Пятое межреберье. Сердце Мирабеллы бьется в кончики пальцев, почти что лежит в ладони. Левой рукой Роберт поднял ланцет, поднес к ее груди. Правой взял молоток. Лезвие застыло над самой кожей, там, где угадывалась пульсация. Роберт медлил. Мгновение длилось и длилось. Он желал бы остановить время, заморозить этот миг, растянуть его на целую вечность, но ресницы Мирабеллы дрогнули. Она открыла глаза. Шевельнулась, приподняла голову. Роберт ударил по рукоятке.
Ланцет ушел меж ребер на удивление легко, почти на всю длину.
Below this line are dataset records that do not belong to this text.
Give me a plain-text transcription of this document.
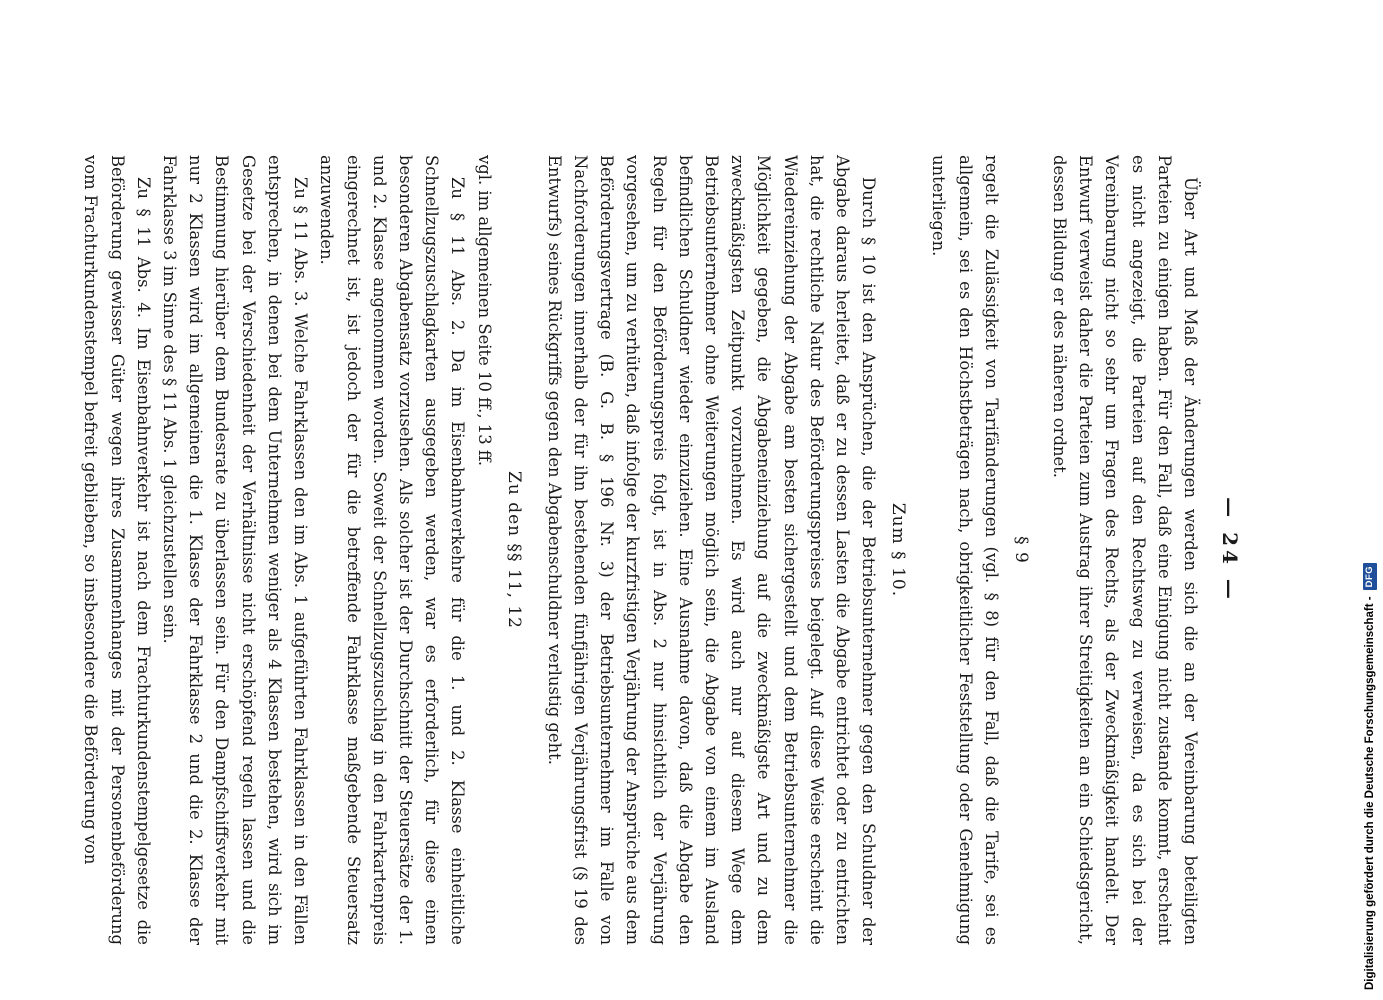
— 24 —

Über Art und Maß der Änderungen werden sich die an der Vereinbarung beteiligten Parteien zu einigen haben. Für den Fall, daß eine Einigung nicht zustande kommt, erscheint es nicht angezeigt, die Parteien auf den Rechtsweg zu verweisen, da es sich bei der Vereinbarung nicht so sehr um Fragen des Rechts, als der Zweckmäßigkeit handelt. Der Entwurf verweist daher die Parteien zum Austrag ihrer Streitigkeiten an ein Schiedsgericht, dessen Bildung er des näheren ordnet.

§ 9

regelt die Zulässigkeit von Tarifänderungen (vgl. § 8) für den Fall, daß die Tarife, sei es allgemein, sei es den Höchstbeträgen nach, obrigkeitlicher Feststellung oder Genehmigung unterliegen.

Zum § 10.

Durch § 10 ist den Ansprüchen, die der Betriebsunternehmer gegen den Schuldner der Abgabe daraus herleitet, daß er zu dessen Lasten die Abgabe entrichtet oder zu entrichten hat, die rechtliche Natur des Beförderungspreises beigelegt. Auf diese Weise erscheint die Wiedereinziehung der Abgabe am besten sichergestellt und dem Betriebsunternehmer die Möglichkeit gegeben, die Abgabeneinziehung auf die zweckmäßigste Art und zu dem zweckmäßigsten Zeitpunkt vorzunehmen. Es wird auch nur auf diesem Wege dem Betriebsunternehmer ohne Weiterungen möglich sein, die Abgabe von einem im Ausland befindlichen Schuldner wieder einzuziehen. Eine Ausnahme davon, daß die Abgabe den Regeln für den Beförderungspreis folgt, ist in Abs. 2 nur hinsichtlich der Verjährung vorgesehen, um zu verhüten, daß infolge der kurzfristigen Verjährung der Ansprüche aus dem Beförderungsvertrage (B. G. B. § 196 Nr. 3) der Betriebsunternehmer im Falle von Nachforderungen innerhalb der für ihn bestehenden fünfjährigen Verjährungsfrist (§ 19 des Entwurfs) seines Rückgriffs gegen den Abgabenschuldner verlustig geht.

Zu den §§ 11, 12

vgl. im allgemeinen Seite 10 ff., 13 ff.

Zu § 11 Abs. 2. Da im Eisenbahnverkehre für die 1. und 2. Klasse einheitliche Schnellzugszuschlagkarten ausgegeben werden, war es erforderlich, für diese einen besonderen Abgabensatz vorzusehen. Als solcher ist der Durchschnitt der Steuersätze der 1. und 2. Klasse angenommen worden. Soweit der Schnellzugszuschlag in den Fahrkartenpreis eingerechnet ist, ist jedoch der für die betreffende Fahrklasse maßgebende Steuersatz anzuwenden.

Zu § 11 Abs. 3. Welche Fahrklassen den im Abs. 1 aufgeführten Fahrklassen in den Fällen entsprechen, in denen bei dem Unternehmen weniger als 4 Klassen bestehen, wird sich im Gesetze bei der Verschiedenheit der Verhältnisse nicht erschöpfend regeln lassen und die Bestimmung hierüber dem Bundesrate zu überlassen sein. Für den Dampfschiffsverkehr mit nur 2 Klassen wird im allgemeinen die 1. Klasse der Fahrklasse 2 und die 2. Klasse der Fahrklasse 3 im Sinne des § 11 Abs. 1 gleichzustellen sein.

Zu § 11 Abs. 4. Im Eisenbahnverkehr ist nach dem Frachturkundenstempelgesetze die Beförderung gewisser Güter wegen ihres Zusammenhanges mit der Personenbeförderung vom Frachturkundenstempel befreit geblieben, so insbesondere die Beförderung von	Digitalisierung gefördert durch die Deutsche Forschungsgemeinschaft -
DFG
Не было ни стона, ни крика, лишь короткий выдох - то сжали легкие сократившиеся в последней судороге мышцы. Все закончилось быстро. Роберт закрыл ей глаза и опустился в кресло - ноги его не держали.
Минутой позже он поднял голову. Феи исступленно бились о стекло в своих банках. Только маленькая Мирабелла стояла на коленях, замерев, прижав руки к груди, и быстро-быстро трепетали крылья за ее спиной.
- Она все равно осталась бы своевольной, - сказал хрипло Роберт, - Даже если бы вышла за меня. Непокорная. Непредсказуемая. Говорила бы, что хотела, делала бы что хотела.
Он тяжело поднялся и попробовал вытащить ланцет из тела. Вспотевшие пальцы соскальзывали с гладкого металла, Роберту пришлось взять зажим, чтобы извлечь инструмент. Из раны вытекла лужица темной крови. Торопясь до окоченения, Роберт лишил тело остатков одежды, омыл его и погрузил в тележку.
"Убийство сближает сильнее родства", - думал он, таща ее в темноте по неровной земле, - "роднит сильнее близости. Я ближе ей теперь отца или матери, роднее любовника. Жаль, что все прошло так быстро. Я хотел бы видеть ее глаза в тот самый момент".